Vorgestern Falkenstein, gestern Emilia-Romagna... zwei Beiträge von mir generieren fünfeinhalb Seiten rohe Emotion... muss eine Nebenwirkung von Corona sein.
1. Spritz kommt von Spritzer, bajuwarisch für Weinschorle. Nach Abzug der Besatzer wurde in den befreiten Gebieten die Schorle kulturell appropriiert und italienisiert, und zwar durch Hinzufügen zuerst lokaler(!) Liköre (vgl. Kir), später dann großitalienischer Produkte wie eingelegte Oliven und Orangenscheiben. Der Aspekt "lokale Liköre" erklärt, weshalb man in Padova traditionell mit Aperol bzw. Cynar, in Milano hingegen mit Campari arbeitet. (Allerdings hält sich gerade in Padova wacker die Ansicht, der Aperol repräsentiere das Blut der im heroischen Befreiungskampf Gefallenen, und Campari natürlich nicht, weil: Milano, und Milano geht gar nicht.) Mischungen der Liköre sind aber völlig üblich, der Klassiker ist halb Campari, halb Aperol, kann man auch überall standardmäßig bestellen.

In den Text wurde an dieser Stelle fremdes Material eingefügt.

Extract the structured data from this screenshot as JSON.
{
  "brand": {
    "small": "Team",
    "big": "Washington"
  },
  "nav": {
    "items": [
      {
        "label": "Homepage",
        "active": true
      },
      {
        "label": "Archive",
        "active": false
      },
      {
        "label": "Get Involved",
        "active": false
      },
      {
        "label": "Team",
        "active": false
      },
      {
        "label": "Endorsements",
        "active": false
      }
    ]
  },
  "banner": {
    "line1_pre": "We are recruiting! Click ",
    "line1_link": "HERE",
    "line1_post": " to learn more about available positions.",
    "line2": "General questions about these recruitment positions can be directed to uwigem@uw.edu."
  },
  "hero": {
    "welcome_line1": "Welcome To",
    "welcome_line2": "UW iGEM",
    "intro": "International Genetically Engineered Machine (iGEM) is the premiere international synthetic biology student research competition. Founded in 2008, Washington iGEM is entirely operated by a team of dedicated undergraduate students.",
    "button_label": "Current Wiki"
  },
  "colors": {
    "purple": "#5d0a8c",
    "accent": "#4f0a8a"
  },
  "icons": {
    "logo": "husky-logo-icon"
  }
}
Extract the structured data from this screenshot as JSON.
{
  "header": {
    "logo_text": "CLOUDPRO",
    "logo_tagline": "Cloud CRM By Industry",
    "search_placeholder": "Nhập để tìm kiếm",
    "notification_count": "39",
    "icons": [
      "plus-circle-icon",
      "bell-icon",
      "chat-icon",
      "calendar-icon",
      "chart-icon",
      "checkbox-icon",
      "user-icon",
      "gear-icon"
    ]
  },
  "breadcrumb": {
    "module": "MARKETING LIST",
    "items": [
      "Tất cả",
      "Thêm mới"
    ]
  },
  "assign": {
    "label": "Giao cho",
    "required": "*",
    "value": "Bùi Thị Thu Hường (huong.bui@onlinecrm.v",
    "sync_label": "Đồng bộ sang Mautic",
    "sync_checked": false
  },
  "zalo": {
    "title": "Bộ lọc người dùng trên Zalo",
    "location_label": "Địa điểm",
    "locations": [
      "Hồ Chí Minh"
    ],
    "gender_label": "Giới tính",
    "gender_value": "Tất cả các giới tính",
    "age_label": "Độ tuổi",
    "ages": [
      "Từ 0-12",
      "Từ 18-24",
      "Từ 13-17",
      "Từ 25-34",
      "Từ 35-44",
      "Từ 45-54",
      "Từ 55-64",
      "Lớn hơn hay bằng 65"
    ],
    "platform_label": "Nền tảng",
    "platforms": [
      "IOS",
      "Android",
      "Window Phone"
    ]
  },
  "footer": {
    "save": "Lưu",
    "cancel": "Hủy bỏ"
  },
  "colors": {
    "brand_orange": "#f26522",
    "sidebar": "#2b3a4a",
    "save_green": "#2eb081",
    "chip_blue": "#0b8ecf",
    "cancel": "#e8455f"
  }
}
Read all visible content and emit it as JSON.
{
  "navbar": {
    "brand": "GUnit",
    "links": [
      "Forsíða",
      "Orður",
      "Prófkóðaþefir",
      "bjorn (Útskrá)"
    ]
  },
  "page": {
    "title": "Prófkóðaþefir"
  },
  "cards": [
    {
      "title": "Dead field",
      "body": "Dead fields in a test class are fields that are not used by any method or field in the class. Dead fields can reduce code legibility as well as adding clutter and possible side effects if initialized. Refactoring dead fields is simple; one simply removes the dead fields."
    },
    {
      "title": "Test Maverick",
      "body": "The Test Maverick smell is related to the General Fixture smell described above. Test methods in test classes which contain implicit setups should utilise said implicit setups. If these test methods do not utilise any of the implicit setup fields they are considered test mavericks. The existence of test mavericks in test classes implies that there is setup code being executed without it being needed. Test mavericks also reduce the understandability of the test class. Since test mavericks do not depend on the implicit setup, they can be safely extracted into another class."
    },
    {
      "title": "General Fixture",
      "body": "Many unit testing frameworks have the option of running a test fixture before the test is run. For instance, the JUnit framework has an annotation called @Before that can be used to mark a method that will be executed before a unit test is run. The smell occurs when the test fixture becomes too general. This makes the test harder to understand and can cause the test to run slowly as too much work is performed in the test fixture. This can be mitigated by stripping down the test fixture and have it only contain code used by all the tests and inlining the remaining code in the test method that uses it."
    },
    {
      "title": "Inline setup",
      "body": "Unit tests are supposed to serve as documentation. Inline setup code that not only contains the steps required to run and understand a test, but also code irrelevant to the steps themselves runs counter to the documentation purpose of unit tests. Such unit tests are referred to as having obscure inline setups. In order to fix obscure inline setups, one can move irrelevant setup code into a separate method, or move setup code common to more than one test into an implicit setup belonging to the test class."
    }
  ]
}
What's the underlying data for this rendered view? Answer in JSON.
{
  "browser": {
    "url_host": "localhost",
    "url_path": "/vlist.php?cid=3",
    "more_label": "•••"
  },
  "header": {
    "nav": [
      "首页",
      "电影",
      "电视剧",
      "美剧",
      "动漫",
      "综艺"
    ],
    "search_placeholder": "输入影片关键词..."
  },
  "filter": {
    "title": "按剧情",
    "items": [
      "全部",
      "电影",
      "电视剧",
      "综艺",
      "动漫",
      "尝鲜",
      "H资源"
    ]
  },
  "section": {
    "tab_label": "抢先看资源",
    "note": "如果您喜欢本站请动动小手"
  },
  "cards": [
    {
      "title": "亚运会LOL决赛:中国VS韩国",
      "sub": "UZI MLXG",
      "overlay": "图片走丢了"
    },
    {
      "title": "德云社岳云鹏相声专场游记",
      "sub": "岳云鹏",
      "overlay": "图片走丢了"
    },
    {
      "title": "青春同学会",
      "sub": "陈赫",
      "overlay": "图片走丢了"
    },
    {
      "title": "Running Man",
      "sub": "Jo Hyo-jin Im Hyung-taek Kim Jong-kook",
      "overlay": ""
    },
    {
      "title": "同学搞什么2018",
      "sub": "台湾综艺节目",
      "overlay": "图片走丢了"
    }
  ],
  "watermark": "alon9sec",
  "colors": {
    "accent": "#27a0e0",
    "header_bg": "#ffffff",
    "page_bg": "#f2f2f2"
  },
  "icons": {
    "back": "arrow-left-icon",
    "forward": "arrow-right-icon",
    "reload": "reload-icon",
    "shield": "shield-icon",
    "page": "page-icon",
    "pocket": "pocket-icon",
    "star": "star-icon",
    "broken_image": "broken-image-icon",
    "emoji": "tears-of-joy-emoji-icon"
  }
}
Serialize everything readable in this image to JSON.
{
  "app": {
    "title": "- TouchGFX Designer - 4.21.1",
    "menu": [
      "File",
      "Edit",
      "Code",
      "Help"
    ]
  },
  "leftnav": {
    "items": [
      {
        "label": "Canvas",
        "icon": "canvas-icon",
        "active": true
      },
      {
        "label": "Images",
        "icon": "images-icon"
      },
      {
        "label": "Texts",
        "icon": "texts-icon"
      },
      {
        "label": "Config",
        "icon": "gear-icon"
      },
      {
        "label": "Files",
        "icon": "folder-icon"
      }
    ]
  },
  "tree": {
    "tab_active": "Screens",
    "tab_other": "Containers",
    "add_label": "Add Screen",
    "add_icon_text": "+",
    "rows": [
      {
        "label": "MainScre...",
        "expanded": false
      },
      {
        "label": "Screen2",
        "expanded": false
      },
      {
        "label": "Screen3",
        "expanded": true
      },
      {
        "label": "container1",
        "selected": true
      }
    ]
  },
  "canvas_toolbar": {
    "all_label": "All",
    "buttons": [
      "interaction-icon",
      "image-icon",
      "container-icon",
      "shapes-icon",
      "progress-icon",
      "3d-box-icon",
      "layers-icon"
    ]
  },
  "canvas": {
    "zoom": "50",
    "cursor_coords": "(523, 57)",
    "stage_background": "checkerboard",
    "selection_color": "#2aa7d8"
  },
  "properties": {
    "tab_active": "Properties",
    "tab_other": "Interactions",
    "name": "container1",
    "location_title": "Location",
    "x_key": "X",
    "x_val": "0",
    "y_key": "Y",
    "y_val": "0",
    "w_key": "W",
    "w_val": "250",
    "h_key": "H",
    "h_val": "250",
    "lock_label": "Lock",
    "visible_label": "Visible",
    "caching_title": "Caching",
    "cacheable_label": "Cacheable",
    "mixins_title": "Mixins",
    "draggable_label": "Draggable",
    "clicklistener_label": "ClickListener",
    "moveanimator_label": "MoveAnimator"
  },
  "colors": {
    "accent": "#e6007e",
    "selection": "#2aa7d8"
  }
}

2. Ich selbst mag's bitterer und bevorzuge zwei Drittel Campari, ein Drittel Aperol, den Prosecco so trocken wir nur möglich (idealerweise einen Frizzante vom westlichen Gardasee), eine große Orangenscheibe und recht viele eingelegte Oliven. Drei Eiswürfel. Großes Rotweinglas. Das reduziert die Süße und verstärkt die grün-kräuterige Kompenente, der Spritz bleibt lange kühl, ohne zu wäßrig zu werden. Den Spritz trinke ich auch zum Essen weiter bzw fertig (
apericena), bevorzugt allerdings mit Sachen aus dem Veneto, und ggf. steige ich um auf Wein. In Bologna wird traditionell ein
tagliere misto gereicht, ein Teller mit lokalen Wurst- und Schinkenprodukten (
prosciutto di Parma, sopressa, Mortadella di Modena), zu denen mir ein Lambrusco oder (falls es ein Mischgetränk sein muss) ein Negroni besser passt (zumal der einen die italienische Gesamtsituation besser vergessen lässt).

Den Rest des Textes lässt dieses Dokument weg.